Knowing where the production process could fail allows managers to make changes that could increase its resilience. They could seek new suppliers in new locales, or change the amount of inventory they have on hand. They could change the design of their products to use more standardized components, as Boeing famously did (pdf) when designing its 787. They could find new ways to use data to anticipate future weaknesses or respond to disruptions. Some may jump headlong into automating factories.
The coronavirus pandemic may provide some companies just the opportunity they needed to act on all this advice. They could map every nook and cranny of their supply chain, provide failsafes to any gaps the pandemic may have revealed, and give consumers the transparency they crave.
Supply chains of the future
When we were deciding what goods we should write about for this field guide, we thought it was important to display a wide range of items, and we wanted to explore the range of reasons why supply chains worked or didn’t. Of course, the coronavirus pandemic was the most immediate disruption, but that caused secondary disruptions, such as plants empty of laborers (meat) and fewer commercial flights that limited the import of key components (hand sanitizer).
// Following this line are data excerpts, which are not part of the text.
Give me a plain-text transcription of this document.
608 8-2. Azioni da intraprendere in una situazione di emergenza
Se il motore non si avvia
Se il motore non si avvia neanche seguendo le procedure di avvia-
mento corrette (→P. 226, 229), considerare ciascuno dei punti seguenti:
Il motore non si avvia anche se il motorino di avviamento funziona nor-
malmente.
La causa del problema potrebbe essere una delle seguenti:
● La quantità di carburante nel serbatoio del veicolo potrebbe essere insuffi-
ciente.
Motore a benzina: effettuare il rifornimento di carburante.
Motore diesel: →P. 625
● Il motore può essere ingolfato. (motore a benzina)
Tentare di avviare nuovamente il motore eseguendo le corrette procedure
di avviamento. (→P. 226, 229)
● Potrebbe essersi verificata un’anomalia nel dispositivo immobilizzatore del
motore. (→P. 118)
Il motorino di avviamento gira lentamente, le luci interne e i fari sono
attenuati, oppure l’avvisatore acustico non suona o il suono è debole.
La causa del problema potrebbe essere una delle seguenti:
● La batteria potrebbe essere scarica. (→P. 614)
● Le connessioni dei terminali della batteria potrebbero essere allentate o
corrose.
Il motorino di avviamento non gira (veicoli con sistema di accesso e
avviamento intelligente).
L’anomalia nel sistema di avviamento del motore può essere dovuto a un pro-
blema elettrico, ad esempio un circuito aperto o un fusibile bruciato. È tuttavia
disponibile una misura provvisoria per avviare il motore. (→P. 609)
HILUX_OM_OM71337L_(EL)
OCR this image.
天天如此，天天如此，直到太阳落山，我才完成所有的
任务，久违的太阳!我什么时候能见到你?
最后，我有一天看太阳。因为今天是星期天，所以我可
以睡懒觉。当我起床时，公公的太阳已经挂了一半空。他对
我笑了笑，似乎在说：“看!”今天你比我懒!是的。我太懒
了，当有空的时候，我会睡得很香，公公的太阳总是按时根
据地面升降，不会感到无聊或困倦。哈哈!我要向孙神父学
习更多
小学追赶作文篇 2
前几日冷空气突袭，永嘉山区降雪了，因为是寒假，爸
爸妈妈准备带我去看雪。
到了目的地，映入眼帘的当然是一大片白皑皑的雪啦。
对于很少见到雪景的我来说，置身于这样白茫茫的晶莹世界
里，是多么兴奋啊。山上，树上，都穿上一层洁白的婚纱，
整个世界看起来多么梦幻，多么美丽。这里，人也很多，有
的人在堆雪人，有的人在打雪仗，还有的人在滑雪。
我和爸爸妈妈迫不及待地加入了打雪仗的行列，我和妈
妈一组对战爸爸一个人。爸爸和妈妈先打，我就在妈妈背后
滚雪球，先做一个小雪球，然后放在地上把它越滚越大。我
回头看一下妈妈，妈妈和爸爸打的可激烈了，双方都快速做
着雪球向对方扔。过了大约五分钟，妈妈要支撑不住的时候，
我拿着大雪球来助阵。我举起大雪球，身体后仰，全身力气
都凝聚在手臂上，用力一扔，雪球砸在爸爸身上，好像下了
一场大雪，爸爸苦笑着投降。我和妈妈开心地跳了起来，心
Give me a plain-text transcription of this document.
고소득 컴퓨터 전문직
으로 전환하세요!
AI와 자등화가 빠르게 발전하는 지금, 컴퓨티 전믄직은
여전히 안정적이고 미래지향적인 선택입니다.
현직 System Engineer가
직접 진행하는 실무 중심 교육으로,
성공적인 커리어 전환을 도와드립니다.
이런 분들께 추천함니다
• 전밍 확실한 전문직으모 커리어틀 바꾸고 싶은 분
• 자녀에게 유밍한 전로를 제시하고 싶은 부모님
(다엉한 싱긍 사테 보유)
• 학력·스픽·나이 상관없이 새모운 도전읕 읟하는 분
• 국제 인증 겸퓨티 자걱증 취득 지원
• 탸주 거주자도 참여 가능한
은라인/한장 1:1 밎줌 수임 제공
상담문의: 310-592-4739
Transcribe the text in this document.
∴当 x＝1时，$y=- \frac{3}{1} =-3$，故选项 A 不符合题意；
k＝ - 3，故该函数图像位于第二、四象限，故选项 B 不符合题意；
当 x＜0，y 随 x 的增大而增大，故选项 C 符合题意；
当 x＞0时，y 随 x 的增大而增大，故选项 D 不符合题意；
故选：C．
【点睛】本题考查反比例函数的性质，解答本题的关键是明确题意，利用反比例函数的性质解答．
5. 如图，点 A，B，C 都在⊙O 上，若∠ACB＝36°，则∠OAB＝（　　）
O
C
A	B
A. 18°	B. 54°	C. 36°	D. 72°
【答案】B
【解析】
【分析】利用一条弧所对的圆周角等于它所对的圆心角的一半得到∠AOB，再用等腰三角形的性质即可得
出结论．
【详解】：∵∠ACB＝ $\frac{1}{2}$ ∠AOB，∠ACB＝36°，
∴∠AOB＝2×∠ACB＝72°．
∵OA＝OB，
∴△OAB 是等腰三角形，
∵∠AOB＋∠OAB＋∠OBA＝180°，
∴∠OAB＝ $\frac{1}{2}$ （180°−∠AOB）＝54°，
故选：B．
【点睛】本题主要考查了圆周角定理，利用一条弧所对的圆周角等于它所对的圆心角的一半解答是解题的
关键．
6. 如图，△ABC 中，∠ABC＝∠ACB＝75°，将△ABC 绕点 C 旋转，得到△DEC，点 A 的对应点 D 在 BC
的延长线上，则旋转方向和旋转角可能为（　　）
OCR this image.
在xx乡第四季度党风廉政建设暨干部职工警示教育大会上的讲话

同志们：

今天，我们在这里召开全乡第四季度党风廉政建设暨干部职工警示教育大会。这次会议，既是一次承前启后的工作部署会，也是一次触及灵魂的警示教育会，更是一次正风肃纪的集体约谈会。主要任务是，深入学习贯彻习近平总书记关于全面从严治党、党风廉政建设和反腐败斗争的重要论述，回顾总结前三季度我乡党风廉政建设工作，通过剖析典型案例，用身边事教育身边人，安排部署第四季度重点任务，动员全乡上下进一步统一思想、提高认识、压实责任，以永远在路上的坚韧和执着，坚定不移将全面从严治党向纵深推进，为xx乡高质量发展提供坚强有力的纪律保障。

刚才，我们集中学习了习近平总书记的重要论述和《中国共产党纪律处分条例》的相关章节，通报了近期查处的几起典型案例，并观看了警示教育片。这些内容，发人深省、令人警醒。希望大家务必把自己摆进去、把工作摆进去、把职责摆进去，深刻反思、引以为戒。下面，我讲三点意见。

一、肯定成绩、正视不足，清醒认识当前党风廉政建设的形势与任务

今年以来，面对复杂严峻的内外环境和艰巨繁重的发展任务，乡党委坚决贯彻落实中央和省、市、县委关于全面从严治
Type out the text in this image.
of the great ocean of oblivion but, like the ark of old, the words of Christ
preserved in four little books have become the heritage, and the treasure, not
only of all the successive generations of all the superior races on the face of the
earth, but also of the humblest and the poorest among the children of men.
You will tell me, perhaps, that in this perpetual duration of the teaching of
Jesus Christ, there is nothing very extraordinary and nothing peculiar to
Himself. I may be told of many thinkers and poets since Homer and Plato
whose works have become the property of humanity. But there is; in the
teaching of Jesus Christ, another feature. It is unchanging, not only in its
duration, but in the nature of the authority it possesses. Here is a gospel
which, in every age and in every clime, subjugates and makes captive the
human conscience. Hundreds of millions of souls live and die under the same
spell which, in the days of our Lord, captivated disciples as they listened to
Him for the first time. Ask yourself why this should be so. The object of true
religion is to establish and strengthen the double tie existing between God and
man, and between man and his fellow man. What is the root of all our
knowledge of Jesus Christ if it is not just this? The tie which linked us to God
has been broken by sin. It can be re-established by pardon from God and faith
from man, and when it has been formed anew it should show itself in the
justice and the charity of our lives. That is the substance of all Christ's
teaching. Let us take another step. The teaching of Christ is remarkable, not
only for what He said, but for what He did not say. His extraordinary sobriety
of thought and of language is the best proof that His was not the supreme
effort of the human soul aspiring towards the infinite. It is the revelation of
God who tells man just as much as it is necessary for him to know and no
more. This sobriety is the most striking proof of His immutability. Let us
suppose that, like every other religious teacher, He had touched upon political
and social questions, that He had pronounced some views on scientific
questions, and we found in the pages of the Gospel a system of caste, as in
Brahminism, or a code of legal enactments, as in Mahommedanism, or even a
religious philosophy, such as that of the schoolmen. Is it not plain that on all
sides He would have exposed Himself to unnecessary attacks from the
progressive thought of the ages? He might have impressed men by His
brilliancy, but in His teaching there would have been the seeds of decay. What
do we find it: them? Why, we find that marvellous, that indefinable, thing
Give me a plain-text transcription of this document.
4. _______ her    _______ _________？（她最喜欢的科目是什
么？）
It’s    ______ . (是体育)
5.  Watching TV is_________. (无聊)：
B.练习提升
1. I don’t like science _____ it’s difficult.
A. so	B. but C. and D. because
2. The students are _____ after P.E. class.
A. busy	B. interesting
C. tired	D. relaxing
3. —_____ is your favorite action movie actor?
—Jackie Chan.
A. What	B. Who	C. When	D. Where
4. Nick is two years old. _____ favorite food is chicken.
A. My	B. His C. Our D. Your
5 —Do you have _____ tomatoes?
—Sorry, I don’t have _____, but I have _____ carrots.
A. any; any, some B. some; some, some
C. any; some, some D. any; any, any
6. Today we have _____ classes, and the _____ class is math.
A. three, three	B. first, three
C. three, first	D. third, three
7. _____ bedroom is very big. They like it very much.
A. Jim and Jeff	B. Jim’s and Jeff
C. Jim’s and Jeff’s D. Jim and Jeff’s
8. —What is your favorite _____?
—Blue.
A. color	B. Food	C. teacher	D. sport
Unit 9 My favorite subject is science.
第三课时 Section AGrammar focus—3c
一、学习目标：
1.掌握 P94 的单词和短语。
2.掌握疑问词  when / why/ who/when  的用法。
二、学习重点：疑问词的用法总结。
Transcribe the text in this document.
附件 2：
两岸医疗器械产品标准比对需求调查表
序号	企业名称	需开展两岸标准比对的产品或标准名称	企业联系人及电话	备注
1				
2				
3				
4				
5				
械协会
The resulting picture is of a global supply chain that’s a little less mysterious, but still complex and primed for further disruption.
Companies that survive the crisis may use the opportunity to fully map their supply chains, to realistically consider their risk at every stage, to rethink the parts that are most likely to break down in the future.
For observers, too, the ways supply chains have broken down give us a sense of the kind of world we can expect once the pandemic has ended. It’s unlikely that we’ll see an end to globalization, as some have predicted. But some companies may move manufacturing facilities outside of China or closer to home in order to avoid potential future hurdles in getting goods to their final destinations.
Consumers may also have different expectations for supply chains in the future—they will expect them to continue to function even in the face of disruption, and to understand them better. “[Supply chains] used to be under the radar in terms of their role and function. That will never be true again,” Bateman says. “For a lay consumer, that knowledge that your product has been moved and produced and had all these actors involved [means] they’re going to be asking for more transparency.”
It’s hard to anticipate exactly how that transparency will change industries in the long term, but reassessing the supply chain networks opens up new opportunities for companies to meet shifting corporate goals, that allow them to take responsibility for the ethical treatment of workers and to the communities they serve.